Conclusions: We demonstrated that transfection of the human cell line HEK293 with four different BNT162b2 lots results in the production of spike proteins over several days, which are released into the cell supernatant via exosomes. We detected residual plasmid-DNA in all vials at concentrations far exceeding the allowed EMA limit of 0.33 ng dsDNA per 1 mg RNA. We identified all plasmid genes as well as the two copies of the SV40 promoter/enhancer element. The DNA was shown to enter and persist in the cells ... 

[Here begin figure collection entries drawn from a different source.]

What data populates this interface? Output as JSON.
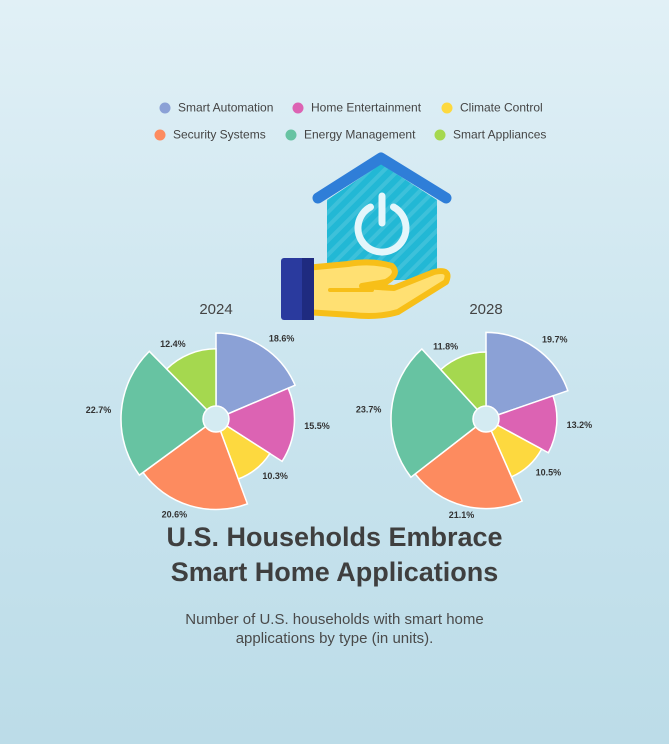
{
  "title_line1": "U.S. Households Embrace",
  "title_line2": "Smart Home Applications",
  "subtitle_line1": "Number of U.S. households with smart home",
  "subtitle_line2": "applications by type (in units).",
  "legend_position": "top",
  "colors": {
    "Smart Automation": "#8ba1d6",
    "Home Entertainment": "#dc63b3",
    "Climate Control": "#fdd93f",
    "Security Systems": "#fd8b5f",
    "Energy Management": "#67c3a2",
    "Smart Appliances": "#a5d84f"
  },
  "icon": "hand-holding-smart-home-icon",
  "chart_data": [
    {
      "type": "pie",
      "variant": "rose",
      "title": "2024",
      "categories": [
        "Smart Automation",
        "Home Entertainment",
        "Climate Control",
        "Security Systems",
        "Energy Management",
        "Smart Appliances"
      ],
      "values": [
        18.6,
        15.5,
        10.3,
        20.6,
        22.7,
        12.4
      ],
      "labels": [
        "18.6%",
        "15.5%",
        "10.3%",
        "20.6%",
        "22.7%",
        "12.4%"
      ]
    },
    {
      "type": "pie",
      "variant": "rose",
      "title": "2028",
      "categories": [
        "Smart Automation",
        "Home Entertainment",
        "Climate Control",
        "Security Systems",
        "Energy Management",
        "Smart Appliances"
      ],
      "values": [
        19.7,
        13.2,
        10.5,
        21.1,
        23.7,
        11.8
      ],
      "labels": [
        "19.7%",
        "13.2%",
        "10.5%",
        "21.1%",
        "23.7%",
        "11.8%"
      ]
    }
  ]
}
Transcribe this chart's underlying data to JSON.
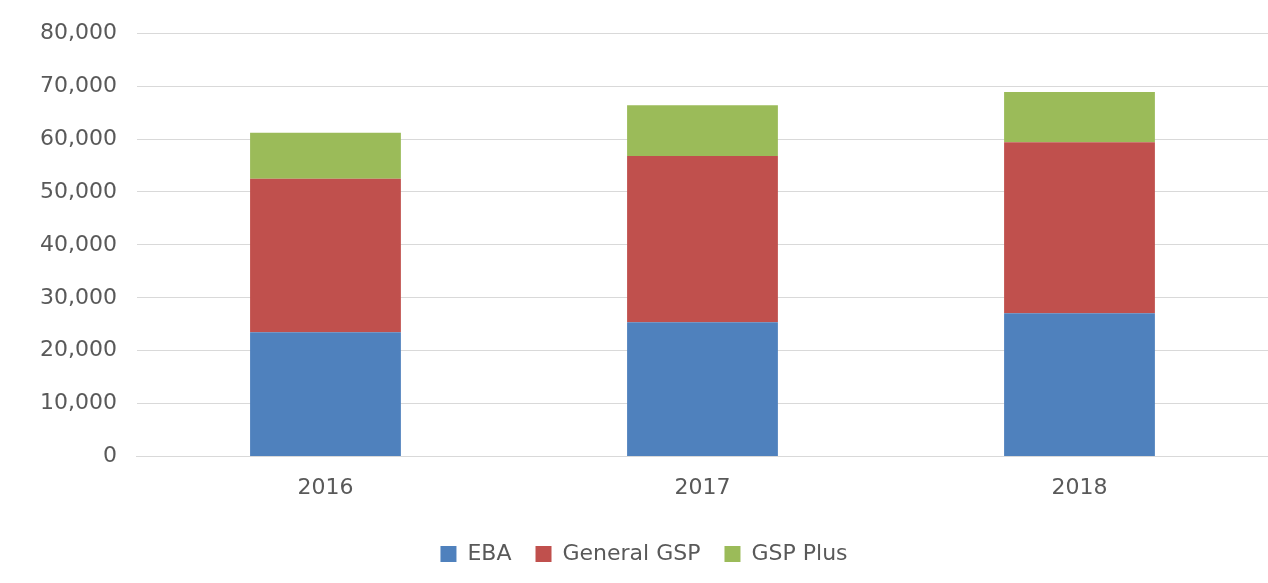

The eternal dangers of all RNA biologicals are 4-fold: First, modRNA encoding any foreign protein will trigger detrimental autoimmune reactions. Second, the lipid nanoparticles are themselves highly toxic. Third, residual plasmid-DNA and reverse transcribed mRNA will genetically modify cells. Fourth, replacement of uridine in natural mRNA by N1-methyl-pseudouridine in synthetic modRNA causes +1 ribosomal frameshifting resulting in haphazard production of utterly alien proteins.

Our results confirm and extend published reports and raise grave concerns regarding the safety of the BNT162b2 vaccine. We call for an immediate halt of all RNA-based biologicals until these concerns are scientifically addressed and convincingly dispelled."